The Shrine of Bahá’u’lláh at Bahjí, Israel, is the holiest place on Earth for Bahá’ís.

The Bahá’í Faith is a major world religion found in nearly every country and territory, making it the second most globally widespread religion. It was founded by a Persian nobleman known as Bahá’u’lláh, which means “Glory of God” in Arabic. He taught that all people are part of one human family and that it’s time for us to live in peace.

Bahá’u’lláh was born as Mírzá Husayn-‘Alí, in 1817, to a noble family in Tihrán, Persia (now Iran). From childhood, it was clear that Bahá’u’lláh was unique. He didn’t attend school, yet He was remarkably wise. He understood difficult religious teachings, and He was always kind and generous.

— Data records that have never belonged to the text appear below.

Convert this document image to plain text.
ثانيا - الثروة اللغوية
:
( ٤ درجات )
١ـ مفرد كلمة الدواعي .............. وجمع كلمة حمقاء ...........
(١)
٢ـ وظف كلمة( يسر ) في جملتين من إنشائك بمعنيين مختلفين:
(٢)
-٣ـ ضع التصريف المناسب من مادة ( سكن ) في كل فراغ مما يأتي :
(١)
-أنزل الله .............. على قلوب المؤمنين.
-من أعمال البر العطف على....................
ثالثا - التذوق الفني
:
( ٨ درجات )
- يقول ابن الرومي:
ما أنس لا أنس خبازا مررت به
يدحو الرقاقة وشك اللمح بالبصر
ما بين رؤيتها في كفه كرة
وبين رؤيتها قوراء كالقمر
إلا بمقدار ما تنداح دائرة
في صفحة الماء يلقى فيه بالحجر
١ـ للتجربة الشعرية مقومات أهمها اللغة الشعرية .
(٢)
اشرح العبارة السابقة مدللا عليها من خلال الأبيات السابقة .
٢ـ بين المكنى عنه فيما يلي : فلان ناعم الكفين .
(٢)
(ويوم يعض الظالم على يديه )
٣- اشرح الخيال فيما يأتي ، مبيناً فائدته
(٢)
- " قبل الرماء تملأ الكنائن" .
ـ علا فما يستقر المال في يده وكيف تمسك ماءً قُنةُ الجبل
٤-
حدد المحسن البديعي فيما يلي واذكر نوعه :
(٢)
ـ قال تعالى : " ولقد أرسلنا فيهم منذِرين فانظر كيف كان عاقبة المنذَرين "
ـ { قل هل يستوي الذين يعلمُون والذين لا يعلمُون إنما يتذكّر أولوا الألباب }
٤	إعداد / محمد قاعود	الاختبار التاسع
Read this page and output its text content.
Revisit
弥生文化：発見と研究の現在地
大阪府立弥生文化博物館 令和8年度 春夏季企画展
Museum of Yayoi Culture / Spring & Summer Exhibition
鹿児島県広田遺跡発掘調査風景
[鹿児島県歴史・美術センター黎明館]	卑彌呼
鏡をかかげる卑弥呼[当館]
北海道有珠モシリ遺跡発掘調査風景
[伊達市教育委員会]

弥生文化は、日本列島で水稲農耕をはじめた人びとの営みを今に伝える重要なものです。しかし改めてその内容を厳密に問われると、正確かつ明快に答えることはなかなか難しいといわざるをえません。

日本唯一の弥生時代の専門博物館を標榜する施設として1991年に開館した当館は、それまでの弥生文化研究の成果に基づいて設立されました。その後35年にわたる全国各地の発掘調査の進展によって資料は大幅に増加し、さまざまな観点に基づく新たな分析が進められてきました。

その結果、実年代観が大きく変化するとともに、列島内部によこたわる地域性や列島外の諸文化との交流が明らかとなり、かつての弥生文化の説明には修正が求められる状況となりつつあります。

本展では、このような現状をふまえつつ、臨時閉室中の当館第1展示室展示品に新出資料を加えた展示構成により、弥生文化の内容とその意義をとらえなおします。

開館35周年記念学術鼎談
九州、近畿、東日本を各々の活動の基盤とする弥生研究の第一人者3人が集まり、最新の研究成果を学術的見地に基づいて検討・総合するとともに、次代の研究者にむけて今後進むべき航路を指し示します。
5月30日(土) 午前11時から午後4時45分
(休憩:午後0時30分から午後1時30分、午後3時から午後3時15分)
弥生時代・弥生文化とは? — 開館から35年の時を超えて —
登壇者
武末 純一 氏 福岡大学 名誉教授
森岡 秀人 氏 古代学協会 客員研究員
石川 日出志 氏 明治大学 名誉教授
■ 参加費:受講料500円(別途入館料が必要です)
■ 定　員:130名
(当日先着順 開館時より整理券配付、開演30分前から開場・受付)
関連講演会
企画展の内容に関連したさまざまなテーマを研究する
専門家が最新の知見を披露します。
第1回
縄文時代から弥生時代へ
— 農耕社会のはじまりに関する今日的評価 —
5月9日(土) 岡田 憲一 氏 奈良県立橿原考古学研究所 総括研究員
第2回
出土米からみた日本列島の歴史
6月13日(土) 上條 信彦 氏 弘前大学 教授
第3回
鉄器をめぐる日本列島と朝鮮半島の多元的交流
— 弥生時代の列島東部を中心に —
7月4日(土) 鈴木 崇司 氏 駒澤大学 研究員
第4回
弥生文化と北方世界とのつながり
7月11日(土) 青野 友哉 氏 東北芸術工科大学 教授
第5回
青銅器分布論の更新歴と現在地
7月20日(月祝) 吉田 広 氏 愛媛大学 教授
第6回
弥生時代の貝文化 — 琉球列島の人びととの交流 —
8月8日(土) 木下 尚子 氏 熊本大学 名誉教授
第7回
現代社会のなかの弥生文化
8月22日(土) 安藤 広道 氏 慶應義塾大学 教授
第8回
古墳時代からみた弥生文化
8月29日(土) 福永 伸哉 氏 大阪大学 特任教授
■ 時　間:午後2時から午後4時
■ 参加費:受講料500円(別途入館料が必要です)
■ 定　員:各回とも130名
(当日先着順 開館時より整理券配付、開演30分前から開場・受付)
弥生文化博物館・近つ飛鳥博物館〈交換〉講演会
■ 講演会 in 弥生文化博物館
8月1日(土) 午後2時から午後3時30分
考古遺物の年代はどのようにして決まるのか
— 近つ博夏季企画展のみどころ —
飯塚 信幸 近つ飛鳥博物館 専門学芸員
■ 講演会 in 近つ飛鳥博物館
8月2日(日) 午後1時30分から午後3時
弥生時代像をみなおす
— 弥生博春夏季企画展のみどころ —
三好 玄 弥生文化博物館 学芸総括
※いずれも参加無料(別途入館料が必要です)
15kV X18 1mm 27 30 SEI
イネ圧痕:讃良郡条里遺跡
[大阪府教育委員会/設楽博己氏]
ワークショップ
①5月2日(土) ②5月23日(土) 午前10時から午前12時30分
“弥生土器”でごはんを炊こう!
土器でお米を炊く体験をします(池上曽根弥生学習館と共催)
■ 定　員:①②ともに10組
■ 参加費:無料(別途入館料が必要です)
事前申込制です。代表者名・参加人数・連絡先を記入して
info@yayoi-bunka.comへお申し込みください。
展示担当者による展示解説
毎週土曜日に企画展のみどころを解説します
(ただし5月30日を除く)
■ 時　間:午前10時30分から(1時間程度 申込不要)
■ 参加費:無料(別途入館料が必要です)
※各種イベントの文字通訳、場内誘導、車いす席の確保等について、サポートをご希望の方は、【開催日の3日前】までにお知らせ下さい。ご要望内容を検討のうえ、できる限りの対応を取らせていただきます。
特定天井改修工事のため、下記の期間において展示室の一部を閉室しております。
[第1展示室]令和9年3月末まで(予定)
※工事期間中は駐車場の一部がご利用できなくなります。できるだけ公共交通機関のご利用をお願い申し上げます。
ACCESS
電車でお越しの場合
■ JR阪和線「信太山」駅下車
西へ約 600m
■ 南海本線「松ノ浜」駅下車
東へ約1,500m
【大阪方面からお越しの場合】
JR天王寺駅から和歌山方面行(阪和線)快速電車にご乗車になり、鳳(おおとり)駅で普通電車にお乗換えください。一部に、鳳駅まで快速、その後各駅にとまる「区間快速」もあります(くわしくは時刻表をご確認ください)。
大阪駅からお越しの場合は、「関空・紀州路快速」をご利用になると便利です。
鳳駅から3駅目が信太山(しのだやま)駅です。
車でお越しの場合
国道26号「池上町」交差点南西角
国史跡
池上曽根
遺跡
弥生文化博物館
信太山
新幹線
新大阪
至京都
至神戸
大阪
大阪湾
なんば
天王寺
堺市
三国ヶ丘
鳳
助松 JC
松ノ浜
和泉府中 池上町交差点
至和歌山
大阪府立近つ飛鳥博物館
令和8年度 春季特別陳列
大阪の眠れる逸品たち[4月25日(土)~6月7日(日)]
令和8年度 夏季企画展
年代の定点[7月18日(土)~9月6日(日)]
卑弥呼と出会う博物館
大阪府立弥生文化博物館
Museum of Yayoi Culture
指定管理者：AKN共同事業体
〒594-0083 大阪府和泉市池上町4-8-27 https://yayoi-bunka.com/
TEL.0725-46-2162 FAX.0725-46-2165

As a young man, Mírzá Husayn-‘Alí was offered an important job in the government, but He didn’t accept it. Instead, He shared His time and money with those in need. People called Him “Father of the Poor.” 

When He was 27 years old, Bahá’u’lláh became a follower of a Messenger of God called the Báb (“the Gate” in Arabic). The Báb taught that a new Messenger of God would soon appear. The Persian authorities wanted to stop the Báb’s growing faith. They persecuted thousands of His followers, called Bábís. In 1852, Bahá’u’lláh was put in heavy chains and thrown into a filthy dungeon called the “Black Pit,” along with other Bábís. Each day, a Bábí prisoner was killed.

In that terrible prison, Bahá’u’lláh had a divine vision. He began to reveal sacred writings. In time, He announced that He was the Messenger of God that the Báb had foretold. He taught that all major religions come from one God and that humanity must put an end to prejudice and disunity. He wrote, “Consort with the followers of all religions in a spirit of friendliness and fellowship.” 

Over the next 40 years, Bahá’u’lláh was exiled and imprisoned for His teachings. Despite officials’ attempts to stop His faith, Bahá’u’lláh won the hearts of people everywhere He went. When Bahá’u’lláh passed away on May 29, 1892, He left a will naming His eldest son, ‘Abdu’l-Bahá, as the interpreter of His writings and leader of the Bahá’í Faith.

Today, more than five million Bahá’ís around the globe work toward Bahá’u’lláh’s vision for a united world.